Цунгали открыл глаза. Деревья содрогались и скакали в пламени костра; мир казался нестабильным и невесомым. Должно быть, это уже тот свет, решил он, приготовившись к расплате. Потом увидел Укулипсу, лежащую на зыбкой земле подле его волшебного мешочка; патронташ, крис и другие вещи тоже были поблизости. Он протянул к ним руку, но ничего не произошло – лишь мучительная боль. Он посмотрел туда, где должна была лежать ладонь, но ничего не увидел; от руки осталась культя, от плеча до локтя. Его замутило, он громко застонал. От костра встал и подошел один из людей. Он наклонился и поднял Укулипсу за лямку; винтовка развалилась, заболтались две ее половинки. С места, где лежал Цунгали, она походила на убитую птицу, безмолвно повисшую в руке. Человек подошел и бросил ее рядом с калекой.
– Ты должен был умереть, – сказал Уильямс. – Ты это заслужил.
Цунгали уставился в лицо, сделанное из теней и отсветов костра; это был он.
– Моя пуля попала тебе в руку, когда ты бросился на нас. Она отняла тебе ладонь и предплечье, сломала «Энфилд». Предназначалась она для твоей груди. Ты очень везучий человек.
Тот же самый голос. Как такое возможно? Цунгали метался на грани веры, его разбитое тело было не в силах выдержать подобное откровение.
– Одинизуильямсов, – прошептал он осоловело, прежде чем провалиться в яму бушующего черного грома.
Очнулся он уже в другом месте; его переместили в тень и сменили повязку. Уильямс сидел рядом, попивая из жестяной кружки. То создание спало. Не оборачиваясь, Уильямс заговорил.
– Ты знаешь меня?
Раненый попытался ответить, но его горло забило пылью. После паузы Уильямс обернулся. Увидев потуги, налил в чашку воды и поднес к растрескавшимся губам Цунгали. Тот выпил и смыл паутину с голоса.
– Почему ты оставил мне жизнь? – просипел он.
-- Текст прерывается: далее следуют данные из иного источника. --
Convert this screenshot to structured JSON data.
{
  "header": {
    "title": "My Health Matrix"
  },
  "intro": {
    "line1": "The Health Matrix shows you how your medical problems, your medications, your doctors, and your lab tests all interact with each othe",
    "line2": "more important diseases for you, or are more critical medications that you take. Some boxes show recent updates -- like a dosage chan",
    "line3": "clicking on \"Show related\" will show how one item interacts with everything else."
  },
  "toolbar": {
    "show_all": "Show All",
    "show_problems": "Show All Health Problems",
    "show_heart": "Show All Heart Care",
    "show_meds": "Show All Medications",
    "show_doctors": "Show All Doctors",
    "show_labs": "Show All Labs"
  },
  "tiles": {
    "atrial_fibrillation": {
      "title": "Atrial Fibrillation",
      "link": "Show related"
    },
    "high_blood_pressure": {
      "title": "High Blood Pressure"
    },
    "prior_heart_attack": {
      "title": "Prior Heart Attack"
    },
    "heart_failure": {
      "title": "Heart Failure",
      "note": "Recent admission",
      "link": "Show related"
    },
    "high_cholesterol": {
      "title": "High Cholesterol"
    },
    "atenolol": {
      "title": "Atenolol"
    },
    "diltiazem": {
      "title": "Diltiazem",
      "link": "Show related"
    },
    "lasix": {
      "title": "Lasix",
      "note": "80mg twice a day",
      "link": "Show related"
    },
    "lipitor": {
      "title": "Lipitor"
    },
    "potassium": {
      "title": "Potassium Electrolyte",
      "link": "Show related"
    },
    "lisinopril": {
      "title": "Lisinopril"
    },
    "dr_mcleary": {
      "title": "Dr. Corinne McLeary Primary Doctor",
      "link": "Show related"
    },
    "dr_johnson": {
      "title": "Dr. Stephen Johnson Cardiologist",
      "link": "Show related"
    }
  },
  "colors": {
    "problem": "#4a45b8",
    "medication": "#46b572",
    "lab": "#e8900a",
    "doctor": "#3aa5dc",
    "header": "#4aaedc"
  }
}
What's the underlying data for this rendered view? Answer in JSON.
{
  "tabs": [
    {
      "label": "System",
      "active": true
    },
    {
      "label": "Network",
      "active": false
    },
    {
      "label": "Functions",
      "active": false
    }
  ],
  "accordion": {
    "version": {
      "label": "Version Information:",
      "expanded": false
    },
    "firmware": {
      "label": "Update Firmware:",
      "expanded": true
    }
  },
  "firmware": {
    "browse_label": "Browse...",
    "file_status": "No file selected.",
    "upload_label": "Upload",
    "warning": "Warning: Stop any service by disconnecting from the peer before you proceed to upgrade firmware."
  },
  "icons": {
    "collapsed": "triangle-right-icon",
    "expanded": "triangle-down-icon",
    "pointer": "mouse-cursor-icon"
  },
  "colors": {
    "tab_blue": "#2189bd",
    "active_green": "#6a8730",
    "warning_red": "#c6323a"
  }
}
– Я бы отстрелил тебе напрочь голову, но меня остановил он, – показал Уильямс на циклопа.
– Что он такое? – слабо спросил Цунгали.
– Измаил? Что-то из старого мира, что-то, чего никогда не существовало на самом деле. Он уникален.
Уильямс забрал чашку и наполнил заново, отпил и передал назад, снова всмотревшись в лицо Цунгали.
– А теперь о твоих словах, – его тон заострился до лезвия. – Как ты меня назвал?
– Я назвал тебя Одинизуильямсов. Ты знал меня, когда я был молод; эта винтовка принадлежала тебе, – он показал на жалкий остов переломленной Укулипсы. – Ты был избран выжить святой Ирринипесте, дочерью Былых, и я верю, что она изменила тебя навсегда.